请高手帮忙看看下面几段英文该如何翻译
自己翻译出来读的时候感觉语言不流畅,很别扭。所以请大家帮帮忙看有没有更好地译文~机器翻译勿扰,谢谢大家!
What happens to all the miscellaneous material that comes in addressed to no one in particular? At the BBC it goes to a central script unit which employs readers to report on it. Their reports give a synopsis of the plot, list the number of cast and sets and film locations involved and pass an opinion on the virtues or otherwise of the script. Unfortunately, few if any of the readers chosen by the script department have any practical knowledge of television production. The people who do have presumably do not want to become readers. Their assessments will therefore tend to be on the literary, rather than the practical, side. Even so it is unlikely, in fact almost impossible, that anything of real merit would pass through their hands without being recognized such and recommended. At worst, readers’ reports will tell the producer or editor whether the subject matter of the script is of any interest. It will certainly sort out for him the lunatic-fringe scripts and it will channel material to the right people---thirty-minute plays to the producer of “Thirty Minute Theatre”, longer plays to “Play for Today” etc.

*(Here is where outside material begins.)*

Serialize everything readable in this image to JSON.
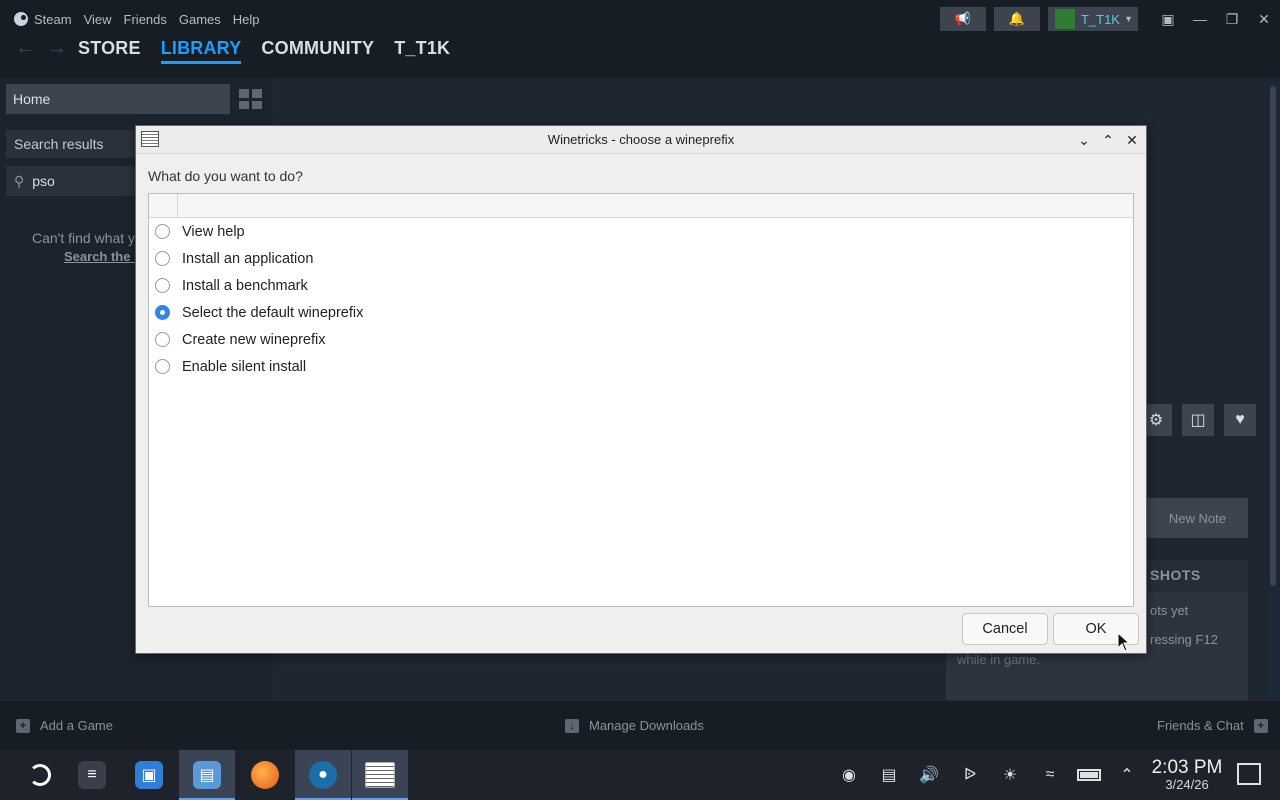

What does the producer or editor do then? It seldom happens that an unsolicited script sent in “on spec” gets put on. Why? Because they are almost never suited to the medium, what such a script does show the producer is that the writer has something to say, and is capable of saying it in terms of dramatic incidents and in dialogue rather than narrative. It’s up to the TV expert then to help acquaint the writer with the special requirements of TV as opposed to fiction, radio, the stage etc. what usually happens in this case is that the writer is commissioned to write another play on a subject that is of interest to the programme and in a way suited to the medium.
What does this mean exactly? In the days when I started on “Armchair Theatre” it meant something very different from what it does now. in those days, all our plays were recorded on videotape and videotape editing was primitive if not unheard of. Some plays were still done “live”. No exterior filming was done. Writers had then, by necessity, to observe the Aristotelian unities of time and place. If a character left a room for you could not then immediately cut to him driving along in his car or see him twenty years later, old and gray. A filler scene had to be written for another character in order to give the first one time to change and appear on another set.
Perhaps one of the reasons why the first three scripts I have mentioned were so excellently constructed is that the writers were forced to restrict themselves in this way. TV plays were undoubtedly closer to the theatre than the cinema then, the word being as important as the image, or more so. Now TV is getting closer to the big screen. So the TV playwright of ten years ago had to be a better craftsman than he does now. The plotless ‘slice of life’ play could not really be made to work in a studio set-up without the surrounding documentary images of film.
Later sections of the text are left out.